Internally, TdC has already felt the impact of these changes. He expects consumers to experience better quality of service by the second quarter and analysts will see positive data by the fourth quarter.
“Three years is a long period to turn the company around. I am a very impatient man but this needs a lot of hard work,’’ he says.
As part of the negotiations with Khazanah, Time Engineering Bhd will retain its 20% in TdC but relinquish board seats at TdC.
“We need to be independent. They are no longer on the board and the net of a conglomerate is removed. We need to survive and we are now in charge of our own destiny,’’ he says.
Can he do it?
Afzal is the group’s 14th CEO. He has clearly rallied the employees to walk the line with him but the question arises – in an economic slowdown, when customers are cutting costs, can TdC really be turned around?
“It requires strong execution power. We need to demonstrate that we can do it.

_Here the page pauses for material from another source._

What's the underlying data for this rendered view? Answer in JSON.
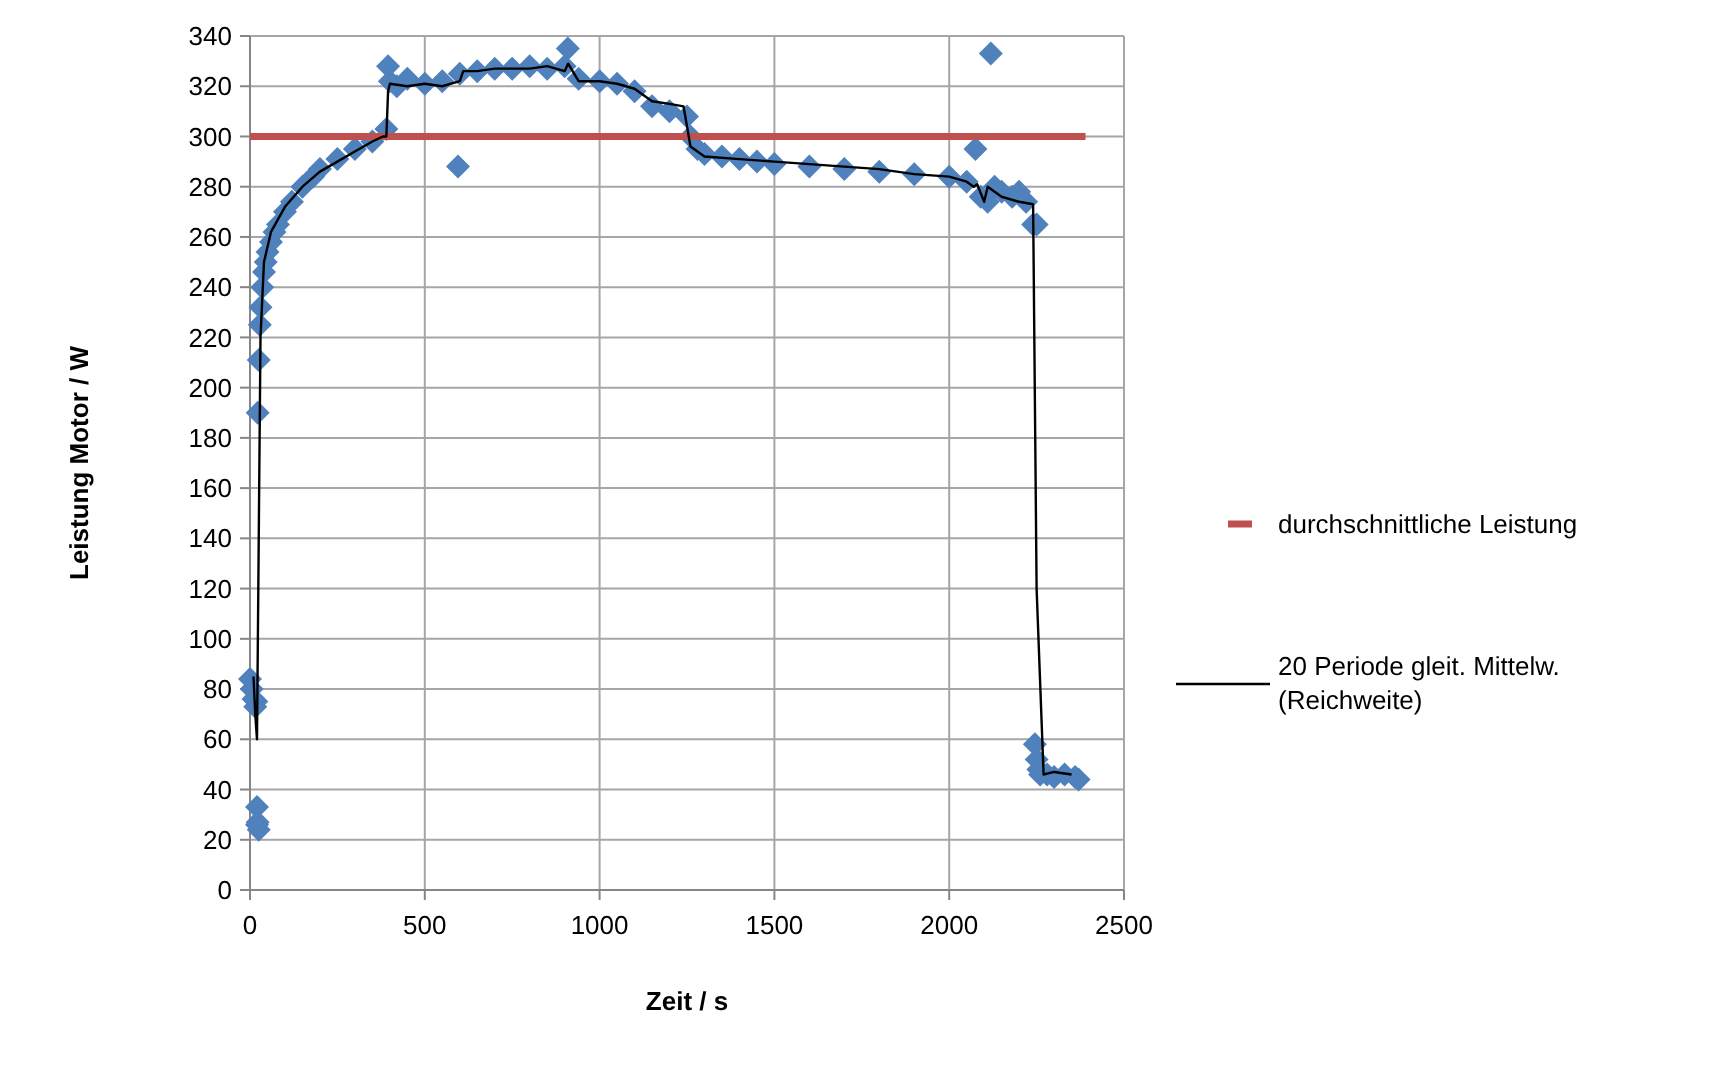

There is plenty of room for growth even in a downturn and we have not fully explored our potential,’’ he says.
For far too long, TdC has over-promised and under-delivered. While Afzal may very well have what it takes to turn around the company, for most industry observers, “seeing is believing”. They will wait for the numbers to roll in to judge his delivery.
Meanwhile, one thing TdC may want to consider is shedding the “dotcom” tag, as that particular boom and bust has come and gone, a long time ago.